2. Description of Related Art
Speech recognition is a process by which an unknown speech utterance is identified. There are several different types of speech recognition systems currently available which can be categorised in several ways. For example, some systems are speaker dependent, whereas others are speaker independent. Some systems operate for a large vocabulary of words (>10,000 words) while others only operate with a limited sized vocabulary (<1000 words). Some systems can only recognise isolated words whereas others can recognise phrases comprising a series of connected words.
In a limited vocabulary system, speech recognition is performed by comparing features of an unknown utterance with features of known words which are stored in a database. The features of the known words are determined during a training session in which one or more samples of the known words are used to generate reference patterns therefor. The reference patterns may be acoustic templates of the modelled speech or statistical models, such as Hidden Markov Models.
To recognise the unknown utterance, the speech recognition apparatus extracts a pattern (or features) from the utterance and compares it against each reference pattern stored in the database. A scoring technique is used to provide a measure of how well each reference pattern, or each combination of reference patterns, matches the pattern extracted from the input utterance. The unknown utterance is then recognised as the word(s) associated with the reference pattern(s) which most closely match the unknown utterance.
In limited vocabulary speech recognition systems, any detected utterance is usually matched to the closest corresponding word model within the system. A problem with such systems arises because out-of-vocabulary words and environmental noise can be accidentally matched to a word within the system's vocabulary.
One method of detecting accidental matches used by prior art systems is to provide a language model which enables the likelihood that detected words would follow each other to be determined. Where words are detected that are unlikely to follow each other, the language model can then identify that at least one of the detected words will probably have been incorrectly identified.
An alternative method of detecting accidental recognition is to generate a measure of how well a detected utterance matches the closest word model as is disclosed in for example U.S. Pat. No. 5559925, U.S. Pat. No. 5613037, U.S. Pat. No. 5710864, U.S. Pat. No. 5737489 and U.S. Pat. No. 5842163. This measure or confidence score is then used to help the system recognise accidental matches. However, the correlation between generated confidence scores in the prior art and the likelihood that an utterance has been mismatched can be unsatisfactory.

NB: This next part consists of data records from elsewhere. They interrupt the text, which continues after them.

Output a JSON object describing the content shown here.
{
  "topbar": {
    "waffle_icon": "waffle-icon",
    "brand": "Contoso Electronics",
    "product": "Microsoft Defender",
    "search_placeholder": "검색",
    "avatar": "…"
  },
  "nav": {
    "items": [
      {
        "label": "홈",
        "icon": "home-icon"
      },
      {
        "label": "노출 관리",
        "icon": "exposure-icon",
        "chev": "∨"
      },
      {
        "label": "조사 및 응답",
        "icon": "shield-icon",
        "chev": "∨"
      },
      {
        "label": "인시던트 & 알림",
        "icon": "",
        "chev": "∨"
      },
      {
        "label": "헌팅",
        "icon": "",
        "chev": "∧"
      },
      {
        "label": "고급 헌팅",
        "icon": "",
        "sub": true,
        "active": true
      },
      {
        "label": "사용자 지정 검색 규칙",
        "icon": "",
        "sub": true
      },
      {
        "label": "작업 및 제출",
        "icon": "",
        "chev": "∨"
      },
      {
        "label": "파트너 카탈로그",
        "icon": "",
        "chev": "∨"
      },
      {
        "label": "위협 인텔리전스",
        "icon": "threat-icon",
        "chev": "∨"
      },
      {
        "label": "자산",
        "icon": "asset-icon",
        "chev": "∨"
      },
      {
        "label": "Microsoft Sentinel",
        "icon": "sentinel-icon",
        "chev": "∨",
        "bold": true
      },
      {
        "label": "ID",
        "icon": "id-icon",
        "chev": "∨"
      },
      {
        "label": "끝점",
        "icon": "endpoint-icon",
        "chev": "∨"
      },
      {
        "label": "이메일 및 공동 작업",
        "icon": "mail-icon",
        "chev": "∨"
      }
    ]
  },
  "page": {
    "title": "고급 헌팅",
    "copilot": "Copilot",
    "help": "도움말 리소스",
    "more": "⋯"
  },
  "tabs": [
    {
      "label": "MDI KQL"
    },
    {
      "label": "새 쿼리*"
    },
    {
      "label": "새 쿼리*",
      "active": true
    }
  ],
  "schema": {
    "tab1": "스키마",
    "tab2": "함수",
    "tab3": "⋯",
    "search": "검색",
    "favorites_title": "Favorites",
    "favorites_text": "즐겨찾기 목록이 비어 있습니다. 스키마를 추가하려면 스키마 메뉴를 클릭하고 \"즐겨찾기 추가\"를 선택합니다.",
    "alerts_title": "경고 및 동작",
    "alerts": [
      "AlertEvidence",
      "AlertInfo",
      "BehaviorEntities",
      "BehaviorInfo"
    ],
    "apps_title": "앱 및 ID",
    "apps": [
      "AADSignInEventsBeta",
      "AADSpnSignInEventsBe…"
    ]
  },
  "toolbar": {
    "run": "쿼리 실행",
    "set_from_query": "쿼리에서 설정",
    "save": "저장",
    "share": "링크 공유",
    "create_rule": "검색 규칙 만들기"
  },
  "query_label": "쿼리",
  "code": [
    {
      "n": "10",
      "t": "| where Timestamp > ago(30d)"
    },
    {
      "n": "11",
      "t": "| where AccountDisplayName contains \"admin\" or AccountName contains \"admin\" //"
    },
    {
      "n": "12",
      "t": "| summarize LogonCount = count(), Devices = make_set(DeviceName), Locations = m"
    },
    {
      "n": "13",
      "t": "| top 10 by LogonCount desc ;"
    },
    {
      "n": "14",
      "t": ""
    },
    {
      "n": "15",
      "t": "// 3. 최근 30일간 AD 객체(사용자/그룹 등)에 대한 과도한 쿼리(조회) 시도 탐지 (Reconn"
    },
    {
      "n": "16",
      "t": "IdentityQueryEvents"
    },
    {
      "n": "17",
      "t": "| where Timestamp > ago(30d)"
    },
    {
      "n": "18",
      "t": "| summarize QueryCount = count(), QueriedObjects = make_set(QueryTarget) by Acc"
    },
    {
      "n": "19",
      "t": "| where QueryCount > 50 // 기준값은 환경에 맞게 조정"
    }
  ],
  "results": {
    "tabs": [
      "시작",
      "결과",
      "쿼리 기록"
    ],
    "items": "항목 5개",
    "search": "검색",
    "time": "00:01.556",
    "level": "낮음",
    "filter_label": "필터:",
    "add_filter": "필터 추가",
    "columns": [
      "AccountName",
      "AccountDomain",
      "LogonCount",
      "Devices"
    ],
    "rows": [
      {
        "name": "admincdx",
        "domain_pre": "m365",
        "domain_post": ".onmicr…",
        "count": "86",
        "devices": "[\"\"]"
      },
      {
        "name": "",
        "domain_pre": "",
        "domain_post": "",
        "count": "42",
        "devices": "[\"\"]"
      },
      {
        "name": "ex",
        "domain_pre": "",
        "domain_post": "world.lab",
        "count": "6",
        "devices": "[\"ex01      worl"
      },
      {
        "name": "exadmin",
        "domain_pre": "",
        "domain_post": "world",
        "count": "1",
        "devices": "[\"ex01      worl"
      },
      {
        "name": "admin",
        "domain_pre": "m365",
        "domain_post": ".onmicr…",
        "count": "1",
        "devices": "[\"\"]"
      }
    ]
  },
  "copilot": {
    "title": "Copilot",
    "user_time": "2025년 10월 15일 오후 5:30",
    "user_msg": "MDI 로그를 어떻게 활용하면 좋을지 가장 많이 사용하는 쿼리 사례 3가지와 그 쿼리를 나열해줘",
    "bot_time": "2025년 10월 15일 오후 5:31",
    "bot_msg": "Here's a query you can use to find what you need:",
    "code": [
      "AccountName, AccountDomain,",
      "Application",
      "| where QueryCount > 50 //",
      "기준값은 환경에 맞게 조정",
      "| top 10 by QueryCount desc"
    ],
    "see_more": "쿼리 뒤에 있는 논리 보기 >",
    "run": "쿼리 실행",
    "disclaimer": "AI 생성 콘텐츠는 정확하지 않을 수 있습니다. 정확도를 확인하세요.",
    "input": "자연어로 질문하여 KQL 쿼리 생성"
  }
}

There is therefore a need for apparatus and method which can generate a better measure of the likelihood that an utterance has been mismatched. Furthermore, there is a need for a speech recognition system in which a generated score that the likelihood that an utterance has been mismatched can be combined with other means of detecting mismatched utterances such as that provided by language models so that the reliability of speech recognition systems can be improved.